16 hours into the recovery period, plate onto TYNG. The transformation can be incubated on the bench top so long as the ambient temperature does not exceed 30°C, but are best grown at 28°C in an incubator [You can cut the recovery period to a few hours, with good results]
DAY 5-6 Too early to see bugs
DAY 7 Should see very small colonies growing
DAY 8 Colonies visible
Note 1: In an example where pSoup (a tetR) plasmid was transformed into LBA4404, there is no selection for the Ti plasmid at the end, so bugs should be streaked onto media containing Strep as well as Rif and Tet (without pGreen), or if a co-transformation has been done Strep and Kan as well as Rif and Tet (pSOUP + pGreen maintenance). In this case, I am sure LBA4404 do not become spontaneously resistant to tetracycline. If I had been using a GV strain, I would have had to select only for the pGreen using Kan and would on no account have used Tet!!!
Note 2: The 'half-life' of pGreen without kanamycin is 1 day, so do not leave on plates for too long! Regularly restreak!
Note 3: Actually LB works very well if you feel to lazy to make up TYNG which is really sweet LB, but Mg does help stop clumping.
Note 4: Re-use of competent Agrobacteria - remove frozen cells from freezer, pipette a few microlitres of transforming plasmid directly onto frozen cells, thaw using warmth of hand, flick to mix several times (5-10 secs), close tube and drop directly into liquid nitrogen. Allow tube to incubate in liquid nitrogen for 5 minutes and continue with protocol as before.

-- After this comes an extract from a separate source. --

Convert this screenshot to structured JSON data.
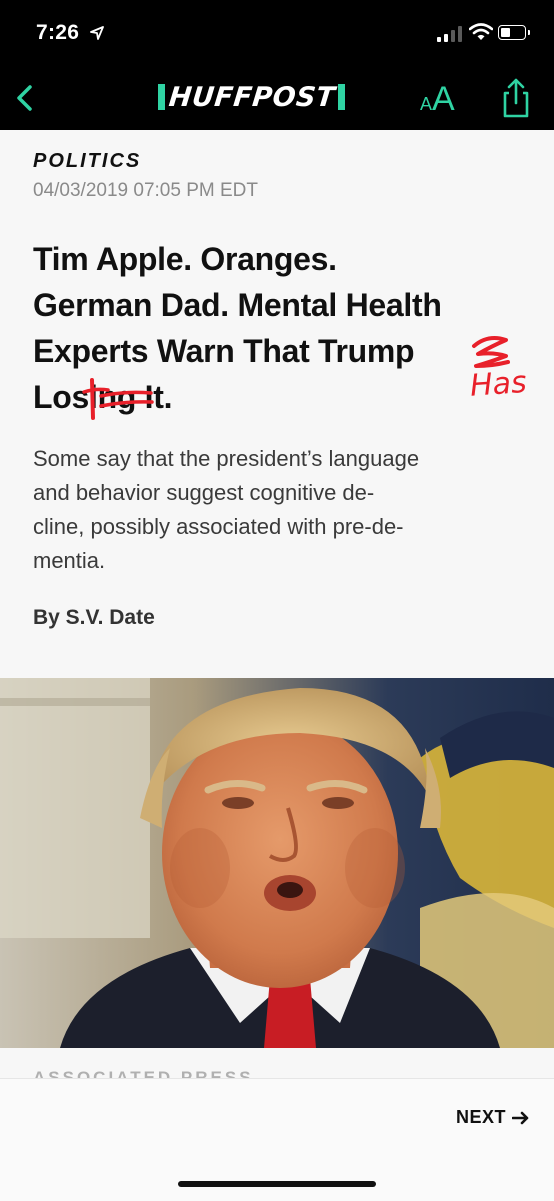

To be sure the insert in the binary vector is intact, do a plasmid mini-prep on the Agrobacterium clone to be used for plant transformation, then transform it back into E.coli. A mini-prep of plasmid from this can be used for confirmation of the intactness of the insert, sequenced, and proves the kanamycin-resistant trait is still held on an easily transferable and therefore episomal entity, rather than having integrated into the Agro chromosome which would also give you a kanamycin resistant bug.